Monday 7 May 2012

The way my bootie goes.

My contribution to this blog has a simular to my love life.
Minimal.

My lack of love has given me the time i needed to look back on old photos of me. Bad move when you've done nothing but gain weight the last few years. I can no longer use the excuse, 'im big boned' because i've seen the photos of when i had a waist.



Tilt your screen forward, I promise you can see an arse outline.
And below, I actually have cheekbones. Groundbreaking.




Well anyway, being single and fat has been a struggle recently. Last month i was so strong, i even said to Sandra, 'I think i could wait until im at least twenty-five before i even need a man.' WELL THAT CHANGED.

Im struggling.

Im starting to take steps to become an eligible bachelor.
Firstly, stopped buying my underwear from Tescos. Instead I've upgraded to the David Beckham for H&M undies. You know you've done a good job when a fat person says your underwear is comfortable.
But I could do without the giant silver statues of David Beckham, they are making me even more self-conscious.

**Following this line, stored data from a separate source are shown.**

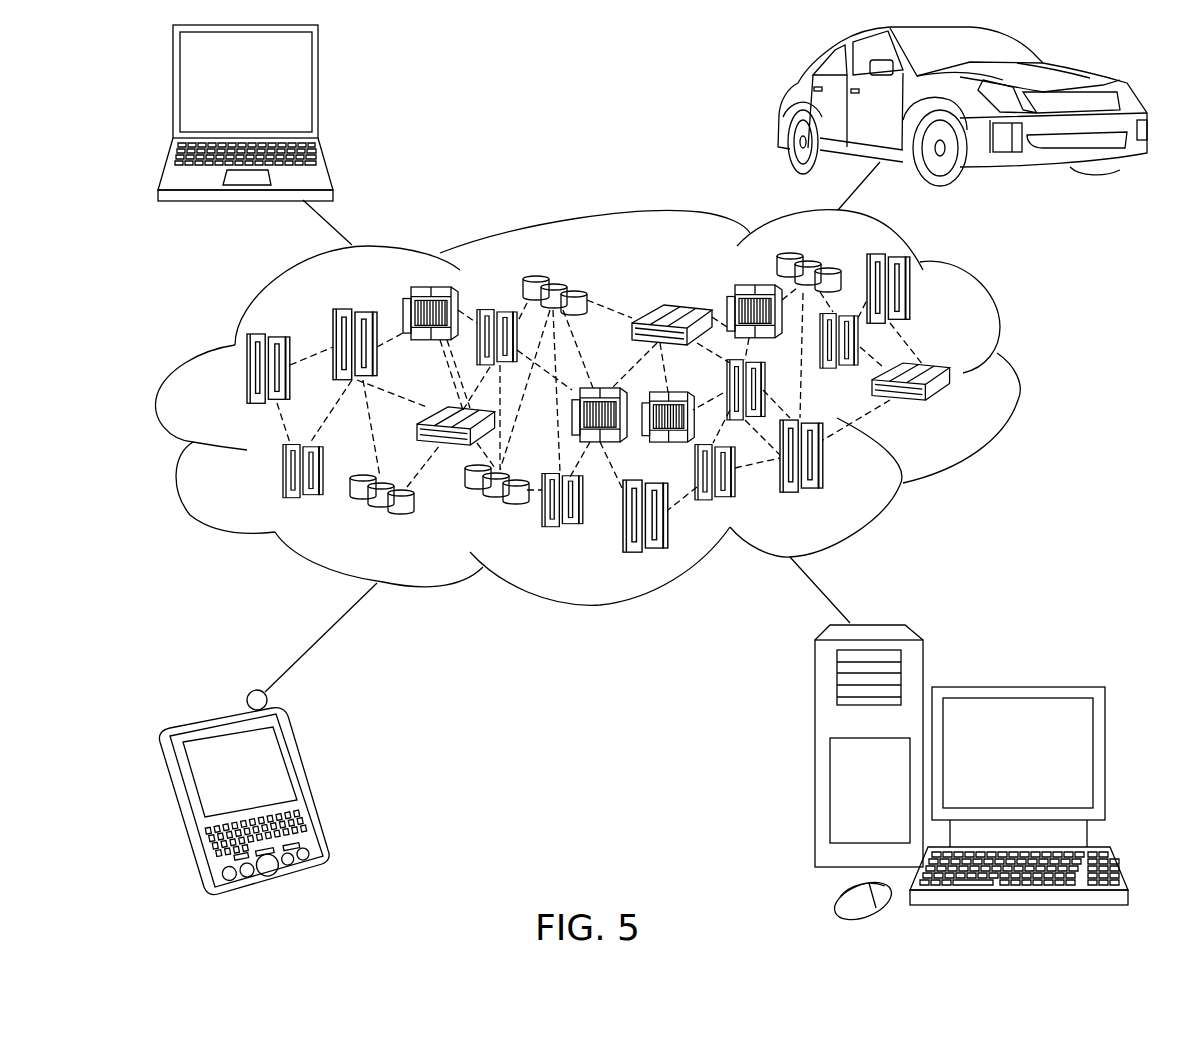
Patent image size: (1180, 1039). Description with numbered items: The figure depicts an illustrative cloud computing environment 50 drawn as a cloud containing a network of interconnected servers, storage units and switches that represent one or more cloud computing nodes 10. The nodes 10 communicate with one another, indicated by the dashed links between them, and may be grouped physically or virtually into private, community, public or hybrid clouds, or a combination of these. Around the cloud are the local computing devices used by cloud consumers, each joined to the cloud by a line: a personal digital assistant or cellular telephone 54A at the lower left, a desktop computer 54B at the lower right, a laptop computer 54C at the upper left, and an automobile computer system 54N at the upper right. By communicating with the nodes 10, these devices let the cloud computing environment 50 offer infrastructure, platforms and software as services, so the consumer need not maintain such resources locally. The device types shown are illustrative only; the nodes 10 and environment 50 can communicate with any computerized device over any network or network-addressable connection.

The cloud computing node 10 is at (955, 413).
The cloud computing environment 50 is at (1017, 378).
The personal digital assistant or cellular telephone 54A is at (313, 783).
The desktop computer 54B is at (1017, 686).
The laptop computer 54C is at (318, 90).
The automobile computer system 54N is at (783, 107).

Although shopping in H&M has its down sides. When putting a XL hoody on the counter and the cashier treats it like a bed sheet when folding it. Took him three attempts before he could correctly fold the 'metres' of fabric.
The most awkward three minutes of my life.

But yeh, I had a moment thinking it would be possible to be fat and have a boyfriend. But discovered it only applies in extreme cases. Every.effort.backfires. Weight lost is the only way and the DC-Diet is your guide.